Der Treck zieht mit dem Hubschrauber weiter auf die Mitte der Insel, vorbei an der gewaltigsten Vulkanlandschaft der Region hin zu einem Volk Rentiernomaden, die bereits seit Generationen ihr Leben als Wanderhirten bestreiten. Auch hier scheint Scherer überrascht vom großen Humor der Nomaden, die sich mit ihrem bescheidenen Leben zwar nicht immer zufrieden geben, es aber einem Leben in der Stadt deutlich vorziehen – ohne es je kennen gelernt zu haben. Über den Mittelpunkt der Insel, der Hauptstadt von Kamtschatka führt der Weg zu einer Gruppe von Rangern, die meist monatelang ihre Familien zurücklassen und als Naturschützer im Kurilensee den regulären Lauf der Natur beschützen. Man erblickt jagende Bären, die hier Zaun an Zaun mit den Rangern leben und das einsame Leben in vollen Zügen genießen, wobei das abendliche Glas Wodka nicht fehlen darf. Nirgends auf der Insel ist das russische Nationalgetränk nicht vorhanden; selbst die ärmsten Völker und Bewohner genehmigen sich ihren regelmäßigen Schluck, der ihnen über den meisten Frust hinweghilft.

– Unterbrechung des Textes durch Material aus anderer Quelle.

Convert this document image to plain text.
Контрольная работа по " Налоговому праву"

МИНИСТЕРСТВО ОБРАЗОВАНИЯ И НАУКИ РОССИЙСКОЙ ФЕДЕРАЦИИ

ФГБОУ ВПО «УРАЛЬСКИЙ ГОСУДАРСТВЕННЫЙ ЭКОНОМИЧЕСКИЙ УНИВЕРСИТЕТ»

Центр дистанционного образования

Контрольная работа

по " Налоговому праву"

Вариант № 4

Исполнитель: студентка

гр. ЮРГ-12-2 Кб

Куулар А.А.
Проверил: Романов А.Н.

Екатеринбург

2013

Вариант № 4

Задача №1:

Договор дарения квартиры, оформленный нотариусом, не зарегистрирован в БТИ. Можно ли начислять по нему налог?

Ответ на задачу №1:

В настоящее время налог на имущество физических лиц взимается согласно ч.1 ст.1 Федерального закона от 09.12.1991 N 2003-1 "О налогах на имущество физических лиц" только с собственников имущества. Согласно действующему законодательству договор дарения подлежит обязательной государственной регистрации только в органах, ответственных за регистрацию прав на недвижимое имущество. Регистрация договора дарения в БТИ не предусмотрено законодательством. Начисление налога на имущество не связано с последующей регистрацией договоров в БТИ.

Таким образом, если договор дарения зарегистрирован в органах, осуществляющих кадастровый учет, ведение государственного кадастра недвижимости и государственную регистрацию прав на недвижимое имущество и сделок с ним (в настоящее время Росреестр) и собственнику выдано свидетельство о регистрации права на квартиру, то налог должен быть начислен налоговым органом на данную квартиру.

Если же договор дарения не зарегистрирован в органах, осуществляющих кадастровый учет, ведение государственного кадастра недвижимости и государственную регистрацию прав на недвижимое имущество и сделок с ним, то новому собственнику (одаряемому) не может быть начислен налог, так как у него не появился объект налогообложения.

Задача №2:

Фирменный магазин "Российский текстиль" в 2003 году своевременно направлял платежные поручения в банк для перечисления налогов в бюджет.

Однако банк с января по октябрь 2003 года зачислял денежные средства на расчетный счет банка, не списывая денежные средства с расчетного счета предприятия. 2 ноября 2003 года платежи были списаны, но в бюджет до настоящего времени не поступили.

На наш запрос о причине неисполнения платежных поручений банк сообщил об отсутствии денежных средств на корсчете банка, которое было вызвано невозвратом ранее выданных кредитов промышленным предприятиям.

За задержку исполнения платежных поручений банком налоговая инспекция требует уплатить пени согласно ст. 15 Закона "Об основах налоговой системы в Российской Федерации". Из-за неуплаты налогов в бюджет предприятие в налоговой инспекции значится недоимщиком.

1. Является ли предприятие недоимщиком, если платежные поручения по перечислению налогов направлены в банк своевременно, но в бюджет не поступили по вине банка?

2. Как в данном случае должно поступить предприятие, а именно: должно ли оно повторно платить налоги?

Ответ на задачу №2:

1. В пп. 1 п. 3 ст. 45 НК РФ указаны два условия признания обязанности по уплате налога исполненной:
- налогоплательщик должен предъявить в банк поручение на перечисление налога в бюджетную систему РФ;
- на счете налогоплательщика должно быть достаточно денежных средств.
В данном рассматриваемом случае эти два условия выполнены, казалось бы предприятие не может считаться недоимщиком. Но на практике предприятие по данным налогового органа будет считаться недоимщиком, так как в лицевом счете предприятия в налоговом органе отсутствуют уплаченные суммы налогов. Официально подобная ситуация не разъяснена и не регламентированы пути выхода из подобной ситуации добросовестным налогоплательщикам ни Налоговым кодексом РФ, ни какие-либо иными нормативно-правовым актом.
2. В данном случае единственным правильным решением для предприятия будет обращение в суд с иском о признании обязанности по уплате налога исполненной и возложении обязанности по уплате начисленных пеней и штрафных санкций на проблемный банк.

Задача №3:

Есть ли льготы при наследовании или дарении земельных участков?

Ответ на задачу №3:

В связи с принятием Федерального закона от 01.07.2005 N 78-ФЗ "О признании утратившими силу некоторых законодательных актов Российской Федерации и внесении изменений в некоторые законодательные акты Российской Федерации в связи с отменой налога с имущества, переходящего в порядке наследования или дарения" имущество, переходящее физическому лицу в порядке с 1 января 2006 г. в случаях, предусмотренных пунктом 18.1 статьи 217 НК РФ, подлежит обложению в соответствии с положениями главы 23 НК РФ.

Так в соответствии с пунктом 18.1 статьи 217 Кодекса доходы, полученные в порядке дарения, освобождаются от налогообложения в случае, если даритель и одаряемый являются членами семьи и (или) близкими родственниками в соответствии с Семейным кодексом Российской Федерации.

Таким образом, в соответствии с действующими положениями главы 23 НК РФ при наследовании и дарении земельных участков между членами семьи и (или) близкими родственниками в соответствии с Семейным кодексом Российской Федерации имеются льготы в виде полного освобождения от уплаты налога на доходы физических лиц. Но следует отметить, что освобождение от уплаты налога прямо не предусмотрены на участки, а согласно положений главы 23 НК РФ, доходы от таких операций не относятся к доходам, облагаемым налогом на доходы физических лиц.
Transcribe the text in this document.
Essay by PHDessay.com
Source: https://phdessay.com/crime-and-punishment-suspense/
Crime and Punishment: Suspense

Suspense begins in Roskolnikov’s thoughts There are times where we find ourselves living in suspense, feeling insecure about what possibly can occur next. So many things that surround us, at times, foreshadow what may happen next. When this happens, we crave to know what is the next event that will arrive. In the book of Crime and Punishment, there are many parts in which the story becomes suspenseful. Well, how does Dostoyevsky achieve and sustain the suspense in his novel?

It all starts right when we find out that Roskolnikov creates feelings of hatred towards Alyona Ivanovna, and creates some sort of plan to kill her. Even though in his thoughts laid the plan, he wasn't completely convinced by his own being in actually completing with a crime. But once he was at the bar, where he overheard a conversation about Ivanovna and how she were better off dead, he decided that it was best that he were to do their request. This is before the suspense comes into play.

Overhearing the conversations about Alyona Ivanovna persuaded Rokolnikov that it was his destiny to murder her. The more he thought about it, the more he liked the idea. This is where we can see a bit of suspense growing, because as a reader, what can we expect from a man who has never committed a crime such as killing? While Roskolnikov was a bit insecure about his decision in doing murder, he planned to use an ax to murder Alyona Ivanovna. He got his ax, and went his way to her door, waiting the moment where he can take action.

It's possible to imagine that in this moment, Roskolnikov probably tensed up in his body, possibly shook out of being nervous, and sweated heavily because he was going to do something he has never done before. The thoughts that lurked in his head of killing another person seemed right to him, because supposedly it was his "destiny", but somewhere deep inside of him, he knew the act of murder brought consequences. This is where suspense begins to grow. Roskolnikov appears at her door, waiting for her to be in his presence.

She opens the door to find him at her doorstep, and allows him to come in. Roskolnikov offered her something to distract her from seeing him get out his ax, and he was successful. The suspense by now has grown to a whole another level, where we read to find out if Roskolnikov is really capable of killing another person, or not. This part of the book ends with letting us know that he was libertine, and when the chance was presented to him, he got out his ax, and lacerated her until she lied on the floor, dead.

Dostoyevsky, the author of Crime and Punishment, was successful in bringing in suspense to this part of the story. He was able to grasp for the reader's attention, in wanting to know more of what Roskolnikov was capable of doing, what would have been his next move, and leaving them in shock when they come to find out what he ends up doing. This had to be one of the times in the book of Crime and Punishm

Viel depressiver ist indes die Stimmung auf dem zweiten Teil der Reise, der Scherer über einen U-Boot-Hafen langsam, aber sicher auf die japanische Halbinsel führt. Der Reporter entdeckt letzte Spuren des Zweiten Weltkriegs, verlassenes Kriegsgeschirr, aber auch einen Mord an einem Fischer, der die Stimmung im Hafen des japanischen Nordens mächtig trübt. Ein Schiffsfriedhof ziert das Bild der Trauer und ergänzt die vielen skeptischen Berichte der Einwohner. Das Debakel wird sogar noch verheerender, als der Trupp in einen gefährlichen Taifun gerät, der das Team nahe den nebelverhangenen Kurilen überrascht und Scherer und Co. kurz vor Ende der Reise noch einmal mächtig aufwühlt. Dennoch dürfte dem Mann die Heimreise schwer gefallen sein. Die Erlebnisse haben sich eingeprägt, die Menschen hat man in sein Herz geschlossen, die beklemmende Atmosphäre der Inseln indes eingeatmet - mit dem Ergebnis, von den Eindrücken und Bildern in überwältigendes Staunen versetzt worden zu sein.
Scherer hat es geschafft, nicht nur Land und Leute, Natur und Menschen sowie Kultur und Konflikte aufzudecken, er hat auch die verschiedensten Wesensarten der Kurilen sowie den anhaltenden Streit um den Besitz der mittlerweile von Japan unfreiwillig abgetretenen Inseln von beiden Seiten dokumentiert und dabei ein Bild gezeichnet, dass nicht authentischer sein könnte. Man fühlt mit den armen Fischern im Norden Kamtschatkas, trauert mit der Witwe des erschossenen Seemanns, fühlt mit den skeptischen Bewohnern der südlichen Inseln, beneidet die Ranger um das urtümliche Leben in der Wildnis und lauscht begeistert den Worten des letzten verbliebenen Häuptlings der japanischen Ureinwohner.
Nach knapp zwei Stunden wurde nicht nur umfassendes Wissen vermittelt, sondern auch eine Vorstellung von einem Landstrich und dem darauf befindlichen Leben kreiert, von dem hierzulande kaum etwas bekannt ist. “Von Sibirien nach Japan“ ist eine fesselnde Dokumentation über die natürliche Urigkeit eines vergessenen Paradieses, berichtet aus nächster Nähe und von Volkes Stimme. Ich hätte mir vorab nie vorstellen können, dass eine TV-Dokumentation alleine wegen der bildgewaltigen Aufnahmen den Willen auslöst, sie direkt noch einmal anzuschauen – nun scheint mir das beinahe selbstverständlich. Toll, was dieses Team hier festgehalten hat, toll, dass die ARD es auch in digitaler Form festgehalten hat.